AI Foundry is in beta. We are actively shaping the product, so things may change as we iterate. Your feedback is welcome.
Prompt
A Prompt is a catalog resource that stores a reusable piece of text (typically a user message, an instruction template, or a few-shot example set) that agents and Playbooks can reference by name.
Centralizing prompt text in the catalog keeps it version-controlled, searchable, and decoupled from the agents that consume it. When a prompt needs to change you update it in one place and every referencing resource benefits automatically.

Why centralize prompts?
Prompt engineering is an iterative process. Raw prompt strings scattered inside agent definitions or hard-coded in application code are difficult to audit, compare, or collaborate on. Treating prompts as first-class catalog resources gives you:
- Reuse. Multiple agents or playbook nodes can reference the same prompt without duplicating text.
- Discoverability. Prompts are listed and searchable in the AI Foundry UI, with full-text and tag-based filtering.
- Separation of concerns. Prompt authors (often domain experts or technical writers) can work independently from the engineers who wire agents together.
- Auditability. Every prompt update is tracked as a new resource version by the Catalog.
Prompt reference
| Field | Required | Description |
|---|---|---|
Title | Yes | Display name shown in the UI. |
Name | Yes | Unique identifier. Used when referencing the prompt from playbooks. |
Description | Yes | Short description of the prompt's purpose. |
Prompt | Yes | The full prompt text. Supports Markdown. Rendered with syntax highlighting and a preview pane in the UI. |
Prompt content guidelines
Be explicit about role and constraints. Clearly state what the LLM should and should not do. Vague prompts produce inconsistent outputs.
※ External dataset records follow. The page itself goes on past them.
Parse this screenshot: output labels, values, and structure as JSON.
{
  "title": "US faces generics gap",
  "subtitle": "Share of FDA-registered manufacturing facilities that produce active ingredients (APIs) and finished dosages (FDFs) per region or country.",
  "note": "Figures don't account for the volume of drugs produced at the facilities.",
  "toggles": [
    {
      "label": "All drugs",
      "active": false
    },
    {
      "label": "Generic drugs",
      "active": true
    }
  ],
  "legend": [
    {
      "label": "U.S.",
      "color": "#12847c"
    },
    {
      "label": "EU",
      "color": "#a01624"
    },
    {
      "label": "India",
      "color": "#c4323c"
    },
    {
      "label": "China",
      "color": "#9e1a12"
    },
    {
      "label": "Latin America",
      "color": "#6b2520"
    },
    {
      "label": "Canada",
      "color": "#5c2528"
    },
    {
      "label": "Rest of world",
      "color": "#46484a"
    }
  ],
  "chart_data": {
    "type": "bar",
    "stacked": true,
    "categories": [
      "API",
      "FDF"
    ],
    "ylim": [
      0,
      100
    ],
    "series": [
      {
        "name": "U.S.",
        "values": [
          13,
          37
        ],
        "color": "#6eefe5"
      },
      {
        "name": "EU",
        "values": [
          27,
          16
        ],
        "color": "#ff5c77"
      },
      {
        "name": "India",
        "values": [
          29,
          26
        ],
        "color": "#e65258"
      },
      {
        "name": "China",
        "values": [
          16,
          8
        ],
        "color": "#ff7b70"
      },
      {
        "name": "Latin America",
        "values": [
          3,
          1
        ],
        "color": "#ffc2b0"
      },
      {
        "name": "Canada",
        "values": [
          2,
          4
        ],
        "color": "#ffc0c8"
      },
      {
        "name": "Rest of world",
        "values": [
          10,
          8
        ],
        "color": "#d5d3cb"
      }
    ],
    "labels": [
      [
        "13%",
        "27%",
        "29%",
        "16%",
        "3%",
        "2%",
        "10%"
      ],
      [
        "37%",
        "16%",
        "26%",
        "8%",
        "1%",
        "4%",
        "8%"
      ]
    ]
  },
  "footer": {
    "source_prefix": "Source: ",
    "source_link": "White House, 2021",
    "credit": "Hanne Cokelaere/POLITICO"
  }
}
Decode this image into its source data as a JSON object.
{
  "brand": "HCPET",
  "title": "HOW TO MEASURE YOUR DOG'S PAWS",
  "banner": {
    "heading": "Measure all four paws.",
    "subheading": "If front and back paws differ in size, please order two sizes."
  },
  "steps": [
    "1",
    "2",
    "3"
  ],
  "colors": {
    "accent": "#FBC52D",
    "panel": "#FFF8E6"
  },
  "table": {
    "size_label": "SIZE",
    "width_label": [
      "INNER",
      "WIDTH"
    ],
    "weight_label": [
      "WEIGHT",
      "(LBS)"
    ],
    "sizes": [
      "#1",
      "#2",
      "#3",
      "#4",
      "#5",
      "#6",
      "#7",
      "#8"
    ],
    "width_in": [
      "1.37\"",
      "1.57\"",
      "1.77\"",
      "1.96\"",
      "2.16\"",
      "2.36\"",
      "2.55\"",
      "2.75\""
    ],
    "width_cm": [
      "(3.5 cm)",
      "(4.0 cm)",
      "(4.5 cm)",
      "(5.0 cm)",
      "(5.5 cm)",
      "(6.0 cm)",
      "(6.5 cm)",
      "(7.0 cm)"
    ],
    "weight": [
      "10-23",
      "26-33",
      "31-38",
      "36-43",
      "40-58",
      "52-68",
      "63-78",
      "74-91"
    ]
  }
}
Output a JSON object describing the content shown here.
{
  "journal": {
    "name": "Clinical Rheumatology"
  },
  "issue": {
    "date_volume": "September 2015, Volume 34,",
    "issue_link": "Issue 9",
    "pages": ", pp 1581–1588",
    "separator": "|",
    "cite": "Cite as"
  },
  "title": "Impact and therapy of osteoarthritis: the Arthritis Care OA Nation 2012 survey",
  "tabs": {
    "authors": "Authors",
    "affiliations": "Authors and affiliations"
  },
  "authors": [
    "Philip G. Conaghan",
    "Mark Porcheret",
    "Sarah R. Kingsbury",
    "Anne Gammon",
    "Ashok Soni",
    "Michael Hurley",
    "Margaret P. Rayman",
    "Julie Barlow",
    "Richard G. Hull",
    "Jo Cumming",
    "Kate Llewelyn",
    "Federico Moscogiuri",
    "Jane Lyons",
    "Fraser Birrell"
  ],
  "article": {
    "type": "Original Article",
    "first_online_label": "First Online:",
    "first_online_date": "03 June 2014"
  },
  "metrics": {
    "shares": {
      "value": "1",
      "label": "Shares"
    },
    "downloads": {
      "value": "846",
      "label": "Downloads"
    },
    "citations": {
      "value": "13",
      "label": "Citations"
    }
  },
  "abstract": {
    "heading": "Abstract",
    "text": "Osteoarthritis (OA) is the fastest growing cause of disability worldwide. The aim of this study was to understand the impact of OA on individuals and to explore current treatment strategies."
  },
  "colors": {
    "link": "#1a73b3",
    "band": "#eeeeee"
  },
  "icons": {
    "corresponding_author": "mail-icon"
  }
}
Use Markdown for structure. Headings, bullet lists, and code blocks inside the prompt text help the LLM distinguish sections of a long instruction.
Document placeholders. If the prompt uses template variables (e.g. {{ticket_content}}), document them in metadata.description so consumers know what context they must provide.
Keep prompts composable. Prefer short, focused prompts that address one concern. A playbook can inject multiple prompts into different nodes rather than bundling everything into one.